Après la publication de cet essai-manifeste en 2006, Virginie Despentes a été considérée comme une des voix les plus contemporaines, les plus radicales et les plus originales du féminisme français. En plus de mettre le doigt sur les discriminations ancestrales dont les femmes font l’objet dans nos sociétés, et de montrer comment elles se rendent elles-mêmes prisonnières des diktats en matière de beauté, de désir et de séduction, elle revenait sur le viol dont elle a été victime dans sa jeunesse.

Pourquoi? «Je voulais écrire un livre féministe en passant par le « je ». Ça me semblait important de dire que ça m’était arrivé à moi. On est plein de femmes à avoir vécu ça. Souvent, on n’en parle pas; on a pourtant le droit de le faire! Même si je n’y pense pas tous les jours, ce viol, je ne peux pas le liquider: le passé, ça ne se change pas.»

Cet ouvrage traitait aussi de sa vie d’escorte, mais pas dans le but de dénoncer la prostitution. Au contraire, Virginie Despentes estime que ses clients étaient plutôt affables, attentifs et doux avec elle, «beaucoup plus que dans la vraie vie».

Elle a exercé ce métier pendant un peu plus de deux ans, avant de devenir écrivaine à 23 ans. À ses yeux, c’est pour celles qui continuent à effectuer ce travail, à le vivre au fil des années que c’est le plus difficile. «J’ai des copines qui font ça depuis plus de 10 ans. Elles ont accumulé des expériences malheureuses, tout en étant amoureuses et en ayant des enfants. Elles ne sont plus aussi pimpantes à 35 ou 40 ans qu’à 25. À tout ça s’ajoute la fatigue de faire un boulot qui n’est pas perçu comme un boulot, dont on préfère ne pas parler.»

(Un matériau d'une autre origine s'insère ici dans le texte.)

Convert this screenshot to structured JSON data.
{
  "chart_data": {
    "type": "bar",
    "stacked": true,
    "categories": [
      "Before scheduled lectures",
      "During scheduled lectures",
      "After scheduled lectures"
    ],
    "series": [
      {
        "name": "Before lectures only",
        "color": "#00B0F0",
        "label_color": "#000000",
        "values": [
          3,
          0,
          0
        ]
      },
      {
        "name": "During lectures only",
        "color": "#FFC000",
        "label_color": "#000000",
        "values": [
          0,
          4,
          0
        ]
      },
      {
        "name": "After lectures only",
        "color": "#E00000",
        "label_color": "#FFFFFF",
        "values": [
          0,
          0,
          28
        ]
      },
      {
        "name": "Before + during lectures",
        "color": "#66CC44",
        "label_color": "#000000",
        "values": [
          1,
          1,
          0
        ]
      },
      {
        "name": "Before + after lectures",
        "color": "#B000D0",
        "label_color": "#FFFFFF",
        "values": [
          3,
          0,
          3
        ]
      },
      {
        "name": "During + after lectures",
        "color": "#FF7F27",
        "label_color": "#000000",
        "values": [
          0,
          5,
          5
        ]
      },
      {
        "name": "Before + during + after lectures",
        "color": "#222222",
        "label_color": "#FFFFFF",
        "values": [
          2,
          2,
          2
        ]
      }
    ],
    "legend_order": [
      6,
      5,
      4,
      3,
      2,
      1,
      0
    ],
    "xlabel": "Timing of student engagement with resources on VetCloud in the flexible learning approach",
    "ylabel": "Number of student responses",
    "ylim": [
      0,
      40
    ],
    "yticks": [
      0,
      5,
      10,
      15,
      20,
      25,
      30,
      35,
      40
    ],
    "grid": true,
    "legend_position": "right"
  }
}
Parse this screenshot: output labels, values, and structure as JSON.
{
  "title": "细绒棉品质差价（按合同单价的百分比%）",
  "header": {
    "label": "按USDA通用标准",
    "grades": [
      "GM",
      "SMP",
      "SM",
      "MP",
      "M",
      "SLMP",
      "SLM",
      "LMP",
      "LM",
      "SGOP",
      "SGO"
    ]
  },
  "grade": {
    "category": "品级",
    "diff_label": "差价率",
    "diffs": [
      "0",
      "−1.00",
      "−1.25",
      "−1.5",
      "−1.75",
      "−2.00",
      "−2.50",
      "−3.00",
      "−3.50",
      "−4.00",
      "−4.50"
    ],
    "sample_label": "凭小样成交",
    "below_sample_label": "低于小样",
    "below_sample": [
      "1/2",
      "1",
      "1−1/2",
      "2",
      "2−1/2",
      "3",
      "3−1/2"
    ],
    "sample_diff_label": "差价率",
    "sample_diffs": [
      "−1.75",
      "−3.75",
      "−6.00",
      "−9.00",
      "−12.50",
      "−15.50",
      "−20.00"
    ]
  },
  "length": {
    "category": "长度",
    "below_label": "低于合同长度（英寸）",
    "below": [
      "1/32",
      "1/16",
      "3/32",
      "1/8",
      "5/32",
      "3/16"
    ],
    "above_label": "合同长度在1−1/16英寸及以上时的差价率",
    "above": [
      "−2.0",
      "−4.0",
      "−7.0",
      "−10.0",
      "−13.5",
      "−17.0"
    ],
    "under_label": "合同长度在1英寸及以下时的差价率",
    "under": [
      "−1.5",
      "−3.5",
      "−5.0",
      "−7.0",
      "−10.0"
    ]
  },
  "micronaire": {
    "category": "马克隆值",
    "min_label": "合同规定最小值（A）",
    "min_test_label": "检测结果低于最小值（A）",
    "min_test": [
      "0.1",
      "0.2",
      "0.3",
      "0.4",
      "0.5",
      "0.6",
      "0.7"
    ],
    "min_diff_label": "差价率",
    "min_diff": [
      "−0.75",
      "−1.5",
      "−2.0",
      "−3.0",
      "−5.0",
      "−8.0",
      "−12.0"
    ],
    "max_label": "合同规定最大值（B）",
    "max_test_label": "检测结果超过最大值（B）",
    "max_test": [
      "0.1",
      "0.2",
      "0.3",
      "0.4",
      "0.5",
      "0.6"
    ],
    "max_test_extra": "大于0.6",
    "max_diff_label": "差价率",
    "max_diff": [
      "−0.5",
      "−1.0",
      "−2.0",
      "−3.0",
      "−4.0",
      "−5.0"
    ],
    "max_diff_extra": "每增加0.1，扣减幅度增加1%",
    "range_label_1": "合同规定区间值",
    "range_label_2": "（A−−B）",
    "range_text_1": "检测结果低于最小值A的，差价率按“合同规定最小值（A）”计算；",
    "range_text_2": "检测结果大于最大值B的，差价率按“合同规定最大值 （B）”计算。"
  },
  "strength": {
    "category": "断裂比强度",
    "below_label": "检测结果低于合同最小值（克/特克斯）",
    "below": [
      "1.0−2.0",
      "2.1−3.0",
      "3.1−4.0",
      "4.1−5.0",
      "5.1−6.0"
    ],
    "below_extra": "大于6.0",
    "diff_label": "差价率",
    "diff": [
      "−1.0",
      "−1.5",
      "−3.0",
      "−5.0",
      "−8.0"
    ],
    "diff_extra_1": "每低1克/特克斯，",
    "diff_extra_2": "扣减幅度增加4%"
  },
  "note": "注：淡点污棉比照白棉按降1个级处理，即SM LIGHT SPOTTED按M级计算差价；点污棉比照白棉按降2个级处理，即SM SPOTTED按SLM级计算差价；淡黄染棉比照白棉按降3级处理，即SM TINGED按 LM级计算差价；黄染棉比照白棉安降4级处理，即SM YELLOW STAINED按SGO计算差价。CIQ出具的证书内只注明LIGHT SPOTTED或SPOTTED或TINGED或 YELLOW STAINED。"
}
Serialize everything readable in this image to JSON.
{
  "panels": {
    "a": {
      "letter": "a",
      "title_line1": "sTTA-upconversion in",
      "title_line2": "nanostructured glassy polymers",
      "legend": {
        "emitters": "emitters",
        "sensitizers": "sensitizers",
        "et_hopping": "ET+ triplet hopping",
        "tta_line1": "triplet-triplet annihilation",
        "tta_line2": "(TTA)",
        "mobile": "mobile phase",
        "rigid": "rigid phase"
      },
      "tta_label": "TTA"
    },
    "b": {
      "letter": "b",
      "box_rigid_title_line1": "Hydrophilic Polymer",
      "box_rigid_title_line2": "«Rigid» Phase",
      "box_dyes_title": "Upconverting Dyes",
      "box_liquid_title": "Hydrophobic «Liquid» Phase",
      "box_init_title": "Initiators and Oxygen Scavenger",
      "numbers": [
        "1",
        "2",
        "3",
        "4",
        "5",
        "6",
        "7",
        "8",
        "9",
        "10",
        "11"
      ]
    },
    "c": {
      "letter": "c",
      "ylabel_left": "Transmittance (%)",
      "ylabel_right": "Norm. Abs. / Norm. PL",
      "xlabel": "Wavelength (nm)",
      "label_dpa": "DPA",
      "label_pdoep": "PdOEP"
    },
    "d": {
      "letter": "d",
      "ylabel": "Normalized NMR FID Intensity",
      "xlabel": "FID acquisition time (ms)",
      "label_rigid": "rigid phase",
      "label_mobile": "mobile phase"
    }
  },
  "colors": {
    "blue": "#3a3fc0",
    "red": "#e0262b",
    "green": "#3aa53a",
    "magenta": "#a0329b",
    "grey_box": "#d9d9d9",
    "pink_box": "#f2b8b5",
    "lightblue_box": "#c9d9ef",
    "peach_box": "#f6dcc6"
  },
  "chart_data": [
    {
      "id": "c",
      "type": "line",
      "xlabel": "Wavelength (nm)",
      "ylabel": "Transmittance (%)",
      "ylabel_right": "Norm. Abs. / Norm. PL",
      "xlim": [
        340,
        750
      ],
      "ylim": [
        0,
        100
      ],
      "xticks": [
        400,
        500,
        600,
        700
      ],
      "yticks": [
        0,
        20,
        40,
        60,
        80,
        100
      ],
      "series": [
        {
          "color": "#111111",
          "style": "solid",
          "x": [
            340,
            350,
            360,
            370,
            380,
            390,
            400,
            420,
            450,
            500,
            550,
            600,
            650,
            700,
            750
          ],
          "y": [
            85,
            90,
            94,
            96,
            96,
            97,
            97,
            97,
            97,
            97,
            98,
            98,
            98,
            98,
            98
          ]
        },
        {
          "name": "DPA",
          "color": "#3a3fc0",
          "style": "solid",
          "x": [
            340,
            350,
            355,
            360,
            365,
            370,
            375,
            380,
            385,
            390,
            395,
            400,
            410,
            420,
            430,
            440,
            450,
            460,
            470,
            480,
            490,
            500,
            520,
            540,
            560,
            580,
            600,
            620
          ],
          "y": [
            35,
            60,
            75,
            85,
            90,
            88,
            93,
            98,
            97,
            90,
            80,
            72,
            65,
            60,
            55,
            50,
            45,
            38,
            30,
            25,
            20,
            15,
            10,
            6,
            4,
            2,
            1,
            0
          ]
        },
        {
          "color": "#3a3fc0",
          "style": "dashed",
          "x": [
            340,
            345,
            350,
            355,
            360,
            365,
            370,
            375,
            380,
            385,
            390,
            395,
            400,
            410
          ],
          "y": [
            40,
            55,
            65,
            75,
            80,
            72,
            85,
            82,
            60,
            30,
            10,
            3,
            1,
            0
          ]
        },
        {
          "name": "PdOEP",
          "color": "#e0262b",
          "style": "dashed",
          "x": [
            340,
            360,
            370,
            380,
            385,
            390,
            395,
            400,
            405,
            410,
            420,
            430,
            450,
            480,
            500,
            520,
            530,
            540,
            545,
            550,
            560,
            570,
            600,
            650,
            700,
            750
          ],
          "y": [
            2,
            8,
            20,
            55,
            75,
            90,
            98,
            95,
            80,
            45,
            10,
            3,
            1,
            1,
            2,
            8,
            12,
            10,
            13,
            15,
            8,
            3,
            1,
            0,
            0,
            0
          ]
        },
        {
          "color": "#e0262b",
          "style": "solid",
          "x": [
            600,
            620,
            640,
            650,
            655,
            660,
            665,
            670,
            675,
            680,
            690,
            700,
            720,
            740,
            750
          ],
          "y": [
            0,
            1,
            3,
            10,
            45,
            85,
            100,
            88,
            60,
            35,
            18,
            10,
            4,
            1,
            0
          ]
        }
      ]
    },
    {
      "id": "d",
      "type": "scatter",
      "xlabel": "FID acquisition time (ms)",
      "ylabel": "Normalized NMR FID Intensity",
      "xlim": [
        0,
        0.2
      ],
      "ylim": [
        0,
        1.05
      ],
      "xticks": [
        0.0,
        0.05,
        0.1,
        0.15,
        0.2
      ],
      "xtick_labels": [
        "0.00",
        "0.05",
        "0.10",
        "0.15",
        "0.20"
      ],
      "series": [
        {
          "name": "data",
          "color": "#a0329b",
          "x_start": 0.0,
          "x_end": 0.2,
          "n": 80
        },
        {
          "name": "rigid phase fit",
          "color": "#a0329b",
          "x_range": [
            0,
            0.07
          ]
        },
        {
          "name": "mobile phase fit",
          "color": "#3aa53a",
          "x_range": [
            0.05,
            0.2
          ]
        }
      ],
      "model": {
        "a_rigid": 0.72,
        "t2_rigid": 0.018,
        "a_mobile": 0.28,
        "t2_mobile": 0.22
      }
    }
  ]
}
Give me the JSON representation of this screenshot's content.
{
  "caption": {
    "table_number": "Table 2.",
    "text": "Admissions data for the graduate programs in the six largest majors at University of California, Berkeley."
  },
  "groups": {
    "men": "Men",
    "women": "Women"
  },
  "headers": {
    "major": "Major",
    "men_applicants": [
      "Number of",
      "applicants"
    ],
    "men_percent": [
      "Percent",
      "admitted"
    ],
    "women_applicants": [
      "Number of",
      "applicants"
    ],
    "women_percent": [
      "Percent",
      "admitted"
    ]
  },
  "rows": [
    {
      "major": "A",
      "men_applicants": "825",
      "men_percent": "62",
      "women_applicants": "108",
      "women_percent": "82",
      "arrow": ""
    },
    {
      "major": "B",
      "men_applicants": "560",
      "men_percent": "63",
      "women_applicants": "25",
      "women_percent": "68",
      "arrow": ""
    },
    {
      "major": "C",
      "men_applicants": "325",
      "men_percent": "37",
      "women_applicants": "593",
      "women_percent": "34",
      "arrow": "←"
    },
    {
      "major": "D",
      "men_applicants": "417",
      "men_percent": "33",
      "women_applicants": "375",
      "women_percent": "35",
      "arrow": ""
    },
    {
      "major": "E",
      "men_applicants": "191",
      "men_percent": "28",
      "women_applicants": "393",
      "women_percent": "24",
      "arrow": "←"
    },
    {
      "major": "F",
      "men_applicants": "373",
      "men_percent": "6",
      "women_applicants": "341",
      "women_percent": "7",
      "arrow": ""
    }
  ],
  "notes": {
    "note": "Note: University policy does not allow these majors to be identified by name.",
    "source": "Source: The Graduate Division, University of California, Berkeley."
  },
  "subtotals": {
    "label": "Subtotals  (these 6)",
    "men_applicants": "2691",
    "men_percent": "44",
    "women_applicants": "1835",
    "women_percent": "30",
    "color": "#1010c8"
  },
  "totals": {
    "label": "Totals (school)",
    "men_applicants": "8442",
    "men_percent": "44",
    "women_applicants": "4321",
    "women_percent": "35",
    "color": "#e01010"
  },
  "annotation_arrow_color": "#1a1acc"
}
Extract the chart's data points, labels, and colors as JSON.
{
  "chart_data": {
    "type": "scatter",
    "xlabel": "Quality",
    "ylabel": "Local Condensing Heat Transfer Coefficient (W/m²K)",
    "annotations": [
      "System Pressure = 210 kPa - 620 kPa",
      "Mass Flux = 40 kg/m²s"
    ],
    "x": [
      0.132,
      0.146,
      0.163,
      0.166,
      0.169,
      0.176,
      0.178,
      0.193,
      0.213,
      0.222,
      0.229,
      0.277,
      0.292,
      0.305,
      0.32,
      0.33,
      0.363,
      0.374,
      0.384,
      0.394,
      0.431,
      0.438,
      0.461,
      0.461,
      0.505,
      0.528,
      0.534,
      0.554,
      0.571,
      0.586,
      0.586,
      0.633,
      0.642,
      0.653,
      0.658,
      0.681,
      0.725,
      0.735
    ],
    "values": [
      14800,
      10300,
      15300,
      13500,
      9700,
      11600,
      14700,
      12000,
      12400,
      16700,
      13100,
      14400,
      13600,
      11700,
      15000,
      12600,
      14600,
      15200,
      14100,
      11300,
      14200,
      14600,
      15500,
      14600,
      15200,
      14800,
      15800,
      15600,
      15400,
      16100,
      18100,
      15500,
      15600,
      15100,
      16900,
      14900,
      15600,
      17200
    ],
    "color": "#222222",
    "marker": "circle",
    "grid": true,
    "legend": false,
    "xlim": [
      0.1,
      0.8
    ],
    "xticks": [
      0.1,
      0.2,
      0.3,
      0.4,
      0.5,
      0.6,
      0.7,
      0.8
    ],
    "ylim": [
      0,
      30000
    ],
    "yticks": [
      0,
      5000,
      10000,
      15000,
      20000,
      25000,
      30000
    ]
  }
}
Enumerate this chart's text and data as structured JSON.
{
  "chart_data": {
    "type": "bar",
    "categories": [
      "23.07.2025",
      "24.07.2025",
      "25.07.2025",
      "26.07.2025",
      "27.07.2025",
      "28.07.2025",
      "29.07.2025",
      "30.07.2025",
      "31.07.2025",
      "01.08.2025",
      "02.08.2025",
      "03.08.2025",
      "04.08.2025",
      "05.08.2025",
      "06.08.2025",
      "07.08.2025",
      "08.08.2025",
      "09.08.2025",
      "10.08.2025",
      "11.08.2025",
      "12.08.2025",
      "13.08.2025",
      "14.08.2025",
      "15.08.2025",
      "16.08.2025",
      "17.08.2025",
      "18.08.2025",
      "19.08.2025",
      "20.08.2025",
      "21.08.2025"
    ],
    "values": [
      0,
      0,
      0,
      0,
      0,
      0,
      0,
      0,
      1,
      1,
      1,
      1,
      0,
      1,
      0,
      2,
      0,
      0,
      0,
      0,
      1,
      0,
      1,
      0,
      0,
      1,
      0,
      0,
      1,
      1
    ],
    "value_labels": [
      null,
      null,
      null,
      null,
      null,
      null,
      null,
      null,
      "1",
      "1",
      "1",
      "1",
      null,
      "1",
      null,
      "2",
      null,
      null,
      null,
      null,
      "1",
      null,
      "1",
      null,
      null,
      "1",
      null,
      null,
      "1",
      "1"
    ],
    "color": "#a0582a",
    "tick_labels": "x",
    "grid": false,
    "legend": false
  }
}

Pour elle, c’est simple, si on pouvait considérer que c’est une profession comme une autre (comme celle d’infirmière ou de psychiatre, par exemple), ça ferait le plus grand bien à tout le monde. «Les prostituées peuvent apporter beaucoup de choses à leurs clients. Tous ces mecs qui ont un problème avec le sexe, elles peuvent les adoucir, les « détraumatiser ». Je parle évidemment ici de celles qui exercent ce métier librement, pas des gamines sans papiers qu’on change de pays et qu’on force à se prostituer!»

Vive le sexe libre!

La libération par le sexe, pour les hommes comme pour les femmes, elle y croit dur comme fer. En 2004, alors qu’elle se documentait afin de rédiger King Kong Théorie, elle a sillonné les États-Unis, l’Espagne et la France pour rencontrer des féministes prosexe et des artistes qui s’inspirent de ce mouvement de libération. En 2009, elle a tiré de ses interviews un documentaire, Mutantes – Féminisme porno punk. Elle voit ce film comme une réflexion sur le corps, le plaisir, la représentation pornographique et le travail sexuel. Pour elle, ce sont des outils politiques dont on doit s’emparer. «C’est toujours la même porno qu’on voit, partout. Il faudrait la diversifier, la sortir du ghetto.»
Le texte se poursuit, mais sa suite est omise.